The Rosa Parks Girls Close the Capitol in Havana / Dora Leonor Mesa

It is no coincidence that the women who struggle are called crazy,
because in reality they must underestimate something,
and this has been thus in the history of humanity,
because it is very difficult for them to recognize that woman also has a brain…
Elisa Carrió, founder of the Argentine political party
“Affirmation for a Republic of Equality (ARI)”, lawyer, university professor

For some it’s strange to relate Rosa Parks with the largest island in the Caribbean. The Rosa Parks Female Movement for Civil Rights was founded some time ago. Rosa Parks was a reserved and dignified lady who, in 1954, was arrested in Montgomery, a city in the south of the United States, for refusing to give up her seat to a white man. This attitude of hers, so disconcerting in those years, provoked an ongoing popular movement for civil rights in the United States. Anyone was far from imagining that her exemplary attitude would arrive in Cuba.

In the insular history there is a Pleiades of talented and ferocious women: some are most beloved as Mariana Grajales, the mother of the Maceo generals. We have heroines and famous professionals. Others are virtually unknown although they gave their all: their hair, jewels, their life, for the country’s liberty; however the concept of passive resistance was practically unknown in Cuba.
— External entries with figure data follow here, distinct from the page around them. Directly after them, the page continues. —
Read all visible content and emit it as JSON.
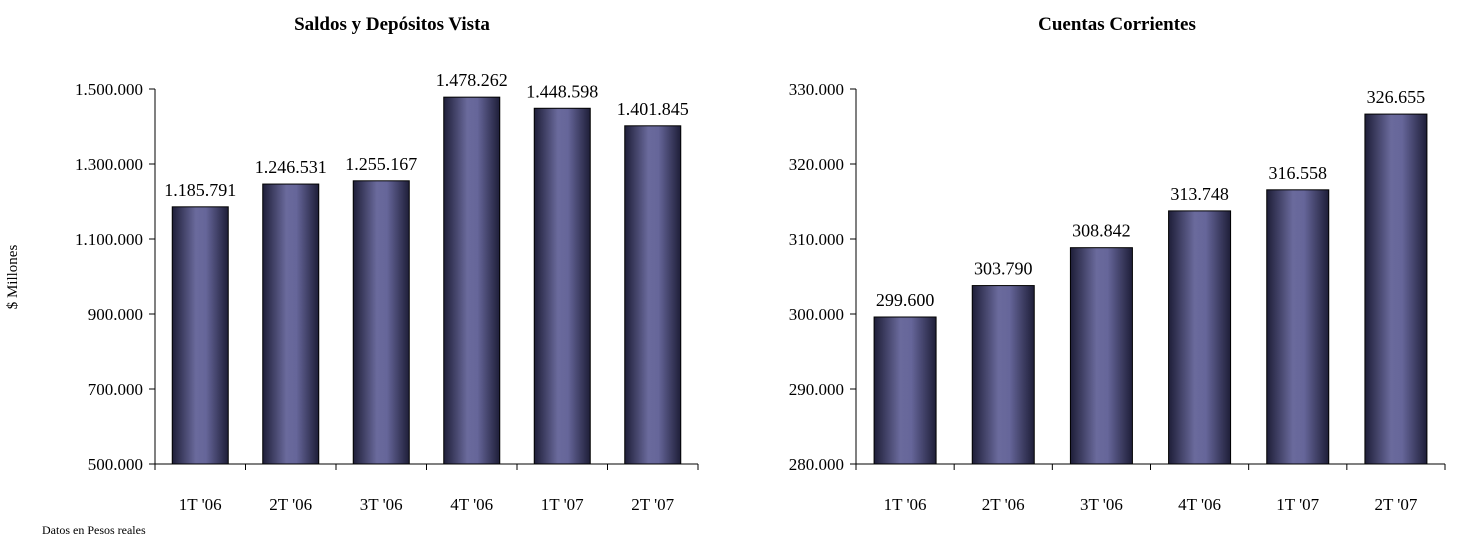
{
  "chart_data": [
    {
      "type": "bar",
      "title": "Saldos y Depósitos Vista",
      "ylabel": "$ Millones",
      "xlabel": "",
      "categories": [
        "1T '06",
        "2T '06",
        "3T '06",
        "4T '06",
        "1T '07",
        "2T '07"
      ],
      "values": [
        1185791,
        1246531,
        1255167,
        1478262,
        1448598,
        1401845
      ],
      "value_labels": [
        "1.185.791",
        "1.246.531",
        "1.255.167",
        "1.478.262",
        "1.448.598",
        "1.401.845"
      ],
      "ylim": [
        500000,
        1500000
      ],
      "yticks": [
        500000,
        700000,
        900000,
        1100000,
        1300000,
        1500000
      ],
      "ytick_labels": [
        "500.000",
        "700.000",
        "900.000",
        "1.100.000",
        "1.300.000",
        "1.500.000"
      ],
      "grid": false,
      "legend": "none"
    },
    {
      "type": "bar",
      "title": "Cuentas Corrientes",
      "ylabel": "",
      "xlabel": "",
      "categories": [
        "1T '06",
        "2T '06",
        "3T '06",
        "4T '06",
        "1T '07",
        "2T '07"
      ],
      "values": [
        299600,
        303790,
        308842,
        313748,
        316558,
        326655
      ],
      "value_labels": [
        "299.600",
        "303.790",
        "308.842",
        "313.748",
        "316.558",
        "326.655"
      ],
      "ylim": [
        280000,
        330000
      ],
      "yticks": [
        280000,
        290000,
        300000,
        310000,
        320000,
        330000
      ],
      "ytick_labels": [
        "280.000",
        "290.000",
        "300.000",
        "310.000",
        "320.000",
        "330.000"
      ],
      "grid": false,
      "legend": "none"
    }
  ],
  "footnote": "Datos en Pesos reales",
  "colors": {
    "bar_mid": "#6a6a9c",
    "bar_edge": "#1e1e38"
  }
}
Rosa Parks is at Saint Rita Church as of the first march of the Ladies in White, known worldwide today. The indomitable spirit of Rosa Parks, identical, penetrates each gladiolus, each reunion, each step. No money could pay for the beatings and daily humiliations those simple Cuban women must bear, and even though the populace claim that one of them must be an agent of Cuba’s National Security, one must also certainly recognize, her suffering is double. To stand beside convinced beings must be very hard for a woman, be she mother, wife, sister, and at the same time a spy. The patriotism with which she could be adorned is of scarce value now, after all life will send her the bill.

In spite of the departure of the tireless Laura Pollán, first a grade-school teacher and later a human rights leader, the spirit of Rosa Parks, which does as it pleases in the rest of the country, now adds an extraordinary deed to the History of Cuba: the closure, for months, of the main entrance of the Havana Capitol, the most emblematic edifice of the Capital to all Cubans, constructed in the 30′s decade of the past century.

Four women from the Rosa Parks Female Movement for Civil Rights behave, apparently, like the boys and girls that rode skates and skateboards on the Capitol steps. With the same self-assurance and ruckus, they exhibited a bed sheet with signs that said: “Down with the Dictatorship” and “Long Live Human Rights.” Incredible!

These “cuatro gatas“, a mere handful of the Parks group, make history in August of 2011. Little did they care about the month of the “Maleconazo of 1994″, the so-called “vacations” of many with crumbs and hunger, the breaks on the beaches devoid of palms and umbrellas. Once ex-president Fidel Castro labeled “chicas locas” — crazy girls — those young women who prostitute themselves due to their unending squalor. Now (Thank you, Rosa!) nobody calls these four women crazy; at most, “dangerous”.

The Cuban capitol was partly to blame for all that transpired, constructed in the image and likeness of the one in Washington. Rosa Parks, from another dimension, once again felt the same as in the decade of the fifties. She believed the events were repeating and God only knows how the beliefs of these Cuban ladies were mixed with those she always held. The power of convictions and ideas is without discussion, so for now, the lavish entrance of the Capitol remains closed as of the end of August 2011.

Within the building, the Statue of the Republic awaits sad and lonely. Perhaps she believes that now no one remembers her, so famous for her beauty and size in her time. But no, we must convince her that we continue loving the Republic of Cuba, and although they insist that it is not so, the majority of the Cuban people comment between looks of complicity and kidding around:

…the Capitol still remains closed due to the repairs of:

Sara Marta Fonseca
Mercedes Evelyn García
Odalys Sanabria
Tania Maldonado Santos

There is no joke, nor does there exist, in my belief, any motive for laughter. The ladies of Rosa Parks have before them a colossal task. Each Cuban energy, within their means, will have to help them. Otherwise, some day we shall run into the Statue of the Republic crying in the Hall of Forgotten Steps. We allow the valuable metal of her body turn to mud.